Sheriff offers online crime reporting systemSt. Croix County residents now have a means to report minor crimes online. Sheriff John Shilts said the department’s new web reporting system uses Coplogic Inc. software as an alternative to filing a police report in person.
By: Jon Echternacht, Hudson Star-Observer
St. Croix County residents now have a means to report minor crimes online.
Sheriff John Shilts said the department’s new web reporting system uses Coplogic Inc. software as an alternative to filing a police report in person.
The system improves the use of staff time and ensures all stolen property is accurately reported and tracked, according to the sheriff.
It went into effect Thursday, April 19.
“With economic cuts everywhere, we were looking for a way to allow more time for officers to be out on patrol instead of tied up with reports,” said Shilts. “Coplogic offers a solution that has a lot of merit for busy agencies that deal with time consuming ‘delayed’ and ‘no known suspect’ type reports.”
Citizens can access the system by logging on to the St. Croix County Sheriff’s Office home page (www.saint-croix.wi.us/departments/sheriff) and clicking on Citizen Online Reporting System and follow the prompts to complete a report.
He was quick to point out, however, that those who prefer the old method can always call the sheriff’s department.
Shilts said his department conducted a two-year study to determine if the web program would be a good fit. “Over the two years, we average about 850 cases a year and the program would save the department $11,000 a year in mileage, officer time and clerk time,” he said.

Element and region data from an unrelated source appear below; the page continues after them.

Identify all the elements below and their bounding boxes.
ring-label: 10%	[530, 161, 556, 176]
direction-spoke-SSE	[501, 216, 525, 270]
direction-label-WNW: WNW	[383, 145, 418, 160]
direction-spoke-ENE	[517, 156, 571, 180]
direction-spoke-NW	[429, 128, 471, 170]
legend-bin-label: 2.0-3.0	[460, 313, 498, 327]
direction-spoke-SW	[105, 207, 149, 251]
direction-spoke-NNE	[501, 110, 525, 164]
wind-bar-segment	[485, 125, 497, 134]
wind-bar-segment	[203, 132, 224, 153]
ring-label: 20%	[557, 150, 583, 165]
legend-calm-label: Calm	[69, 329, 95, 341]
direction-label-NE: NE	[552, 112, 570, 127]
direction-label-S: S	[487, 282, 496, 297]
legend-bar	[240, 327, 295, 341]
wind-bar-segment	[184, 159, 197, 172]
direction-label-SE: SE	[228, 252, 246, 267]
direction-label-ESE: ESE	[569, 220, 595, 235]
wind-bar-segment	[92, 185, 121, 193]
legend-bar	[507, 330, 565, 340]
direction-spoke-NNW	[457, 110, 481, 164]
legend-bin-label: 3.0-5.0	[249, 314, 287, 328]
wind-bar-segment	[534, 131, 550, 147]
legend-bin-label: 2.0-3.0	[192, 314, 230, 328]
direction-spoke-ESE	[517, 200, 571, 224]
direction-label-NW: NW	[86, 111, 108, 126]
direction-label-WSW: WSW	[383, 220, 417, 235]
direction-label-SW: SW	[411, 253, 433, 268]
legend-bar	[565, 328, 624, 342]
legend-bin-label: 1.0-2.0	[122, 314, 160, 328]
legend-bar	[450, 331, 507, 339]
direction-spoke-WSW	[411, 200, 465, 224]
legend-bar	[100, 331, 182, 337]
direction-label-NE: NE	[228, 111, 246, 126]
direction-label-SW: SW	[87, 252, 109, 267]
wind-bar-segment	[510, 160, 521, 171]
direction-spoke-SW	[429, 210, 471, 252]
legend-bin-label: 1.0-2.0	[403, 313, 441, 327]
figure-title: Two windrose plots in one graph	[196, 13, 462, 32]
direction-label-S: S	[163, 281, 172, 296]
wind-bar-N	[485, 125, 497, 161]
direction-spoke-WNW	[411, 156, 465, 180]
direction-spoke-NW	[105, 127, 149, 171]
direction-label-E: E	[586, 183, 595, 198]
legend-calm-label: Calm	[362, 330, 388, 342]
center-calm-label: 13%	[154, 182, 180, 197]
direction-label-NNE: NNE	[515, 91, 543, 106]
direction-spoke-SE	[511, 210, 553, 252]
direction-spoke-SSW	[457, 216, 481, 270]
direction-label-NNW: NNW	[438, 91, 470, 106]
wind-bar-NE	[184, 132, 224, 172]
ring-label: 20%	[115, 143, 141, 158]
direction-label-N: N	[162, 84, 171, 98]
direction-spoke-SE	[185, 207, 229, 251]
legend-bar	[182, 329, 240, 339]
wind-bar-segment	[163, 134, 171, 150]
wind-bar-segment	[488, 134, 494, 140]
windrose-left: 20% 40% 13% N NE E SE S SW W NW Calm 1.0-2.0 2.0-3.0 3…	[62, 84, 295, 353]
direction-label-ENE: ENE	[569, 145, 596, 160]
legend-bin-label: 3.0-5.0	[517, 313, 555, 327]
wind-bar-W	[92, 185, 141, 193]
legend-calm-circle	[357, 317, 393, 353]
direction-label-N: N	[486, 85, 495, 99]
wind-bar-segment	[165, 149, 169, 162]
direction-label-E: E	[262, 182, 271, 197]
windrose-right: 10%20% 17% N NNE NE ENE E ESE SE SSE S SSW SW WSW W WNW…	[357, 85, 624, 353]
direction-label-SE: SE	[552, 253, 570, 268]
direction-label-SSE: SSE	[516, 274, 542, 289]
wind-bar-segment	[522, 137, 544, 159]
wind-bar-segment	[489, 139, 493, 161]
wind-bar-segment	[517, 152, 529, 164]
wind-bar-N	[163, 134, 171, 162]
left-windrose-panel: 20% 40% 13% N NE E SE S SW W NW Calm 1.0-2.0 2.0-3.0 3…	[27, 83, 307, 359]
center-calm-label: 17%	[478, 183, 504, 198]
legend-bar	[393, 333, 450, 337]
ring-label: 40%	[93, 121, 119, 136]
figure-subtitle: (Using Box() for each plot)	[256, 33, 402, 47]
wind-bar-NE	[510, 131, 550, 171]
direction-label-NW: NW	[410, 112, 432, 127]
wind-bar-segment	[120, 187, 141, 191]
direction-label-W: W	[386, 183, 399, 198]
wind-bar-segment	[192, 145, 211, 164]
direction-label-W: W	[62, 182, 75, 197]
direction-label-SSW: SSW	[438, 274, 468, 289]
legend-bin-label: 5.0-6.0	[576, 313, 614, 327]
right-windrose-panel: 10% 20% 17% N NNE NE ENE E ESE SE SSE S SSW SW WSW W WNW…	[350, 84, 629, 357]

The sheriff said the $17,000 startup cost for the system was factored into the department’s feasibility study. The yearly maintenance cost is $4,000.
The system reduces data entry for the sheriff’s office, improves incident information accuracy and allows for faster investigations and reporting of minor incidents such as theft, accidental damage, harassing phone calls, lost property, mischief complaints, vandalism and more, said Shilts.
The sheriff said deputies have been instructed to check the website three times during their shift for pending reports. The deputy communicates with the person filing a report via e-mail. When the deputy approves the report, a notice and a victim’s rights statement are e-mailed back.
“In addition to freeing up hours of deputy time from reporting, it also allows citizens more flexibility to report incidents at their leisure from their homes or offices,” said Shilts.
Only incidents in which the sheriff’s office is the primary responsible law enforcement agency will be accepted. If an incident occurs within the jurisdiction of a municipal police agency, that agency must be contacted.